New York teacher binds black students during history lesson on slavery
The Star Tribune reported that a white social studies teacher discussing slavery to a seventh-grade class bound the hands and feet of two black girls. The New York Daily News reported that the teacher also made the girls crawl under desks representing slave ships.
“My daughter didn't volunteer for this. My daughter was embarrassed. She's extremely uncomfortable," mother Christine Shand said of her daughter 13-year-old Gabrielle Shand. The other girl who was bound did volunteer (NY Daily News).
The teacher, Eileen Bernstein, apologized to Shand but Shand said Friday she thinks the teacher should be removed from the class (Star Tribune).

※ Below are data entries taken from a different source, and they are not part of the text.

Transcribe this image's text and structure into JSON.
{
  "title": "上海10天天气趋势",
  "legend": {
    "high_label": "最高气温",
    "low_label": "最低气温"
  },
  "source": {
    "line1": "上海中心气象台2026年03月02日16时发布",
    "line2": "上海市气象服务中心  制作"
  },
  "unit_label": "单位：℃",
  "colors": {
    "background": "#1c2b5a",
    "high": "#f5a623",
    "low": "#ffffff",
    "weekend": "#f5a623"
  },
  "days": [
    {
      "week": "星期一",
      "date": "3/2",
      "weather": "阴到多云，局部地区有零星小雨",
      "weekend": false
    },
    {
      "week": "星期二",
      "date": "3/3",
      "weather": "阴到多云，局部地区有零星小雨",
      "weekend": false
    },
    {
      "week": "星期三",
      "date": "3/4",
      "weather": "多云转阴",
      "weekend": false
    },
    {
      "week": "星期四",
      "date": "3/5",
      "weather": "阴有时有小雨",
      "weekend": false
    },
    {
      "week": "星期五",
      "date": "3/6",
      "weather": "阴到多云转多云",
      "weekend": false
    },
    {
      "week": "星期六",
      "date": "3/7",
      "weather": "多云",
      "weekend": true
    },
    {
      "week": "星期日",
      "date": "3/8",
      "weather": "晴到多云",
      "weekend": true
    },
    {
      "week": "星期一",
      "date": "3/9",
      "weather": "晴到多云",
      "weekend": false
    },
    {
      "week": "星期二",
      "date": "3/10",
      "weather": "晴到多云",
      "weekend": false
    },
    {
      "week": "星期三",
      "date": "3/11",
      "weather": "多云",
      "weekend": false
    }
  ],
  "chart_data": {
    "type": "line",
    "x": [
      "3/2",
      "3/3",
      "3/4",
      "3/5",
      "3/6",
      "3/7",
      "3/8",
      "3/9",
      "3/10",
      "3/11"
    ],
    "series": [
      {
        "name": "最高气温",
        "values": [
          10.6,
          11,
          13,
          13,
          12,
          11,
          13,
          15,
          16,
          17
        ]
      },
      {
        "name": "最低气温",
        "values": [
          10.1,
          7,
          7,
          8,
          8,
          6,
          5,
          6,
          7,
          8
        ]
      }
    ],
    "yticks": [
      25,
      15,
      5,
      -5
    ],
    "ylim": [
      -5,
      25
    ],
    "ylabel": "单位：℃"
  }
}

"I think the teacher should have gotten some discipline," Shand said. "I know if that was me, I would be uncomfortable going back to that class. Why should my daughter have to switch?" (Star Tribune).
"We encourage our teachers to deliver the curriculum in a variety of ways, to go beyond just reading the textbook," superintendent Brian Monahan of the North Rockland School District said. "We don't want to discourage creativity. But this obviously went wrong because the student was upset," (Star Tribune).
The New York Daily News reported that Bernstein said that she had done the lesson before. Wilbur Aldridge, head of the local NAACP chapter, said he feared that the teacher still "didn't get it" after their meeting. He said the teacher apologized "because Gabrielle was upset, not because she admitted she did something wrong." (Star Tribune).
"Are you telling me when you do a section on the Holocaust, it's okay to simulate an oven and have a grandchild of someone who was a survivor just get in the oven?" Aldridge asked. "That makes no sense." (NY Daily News).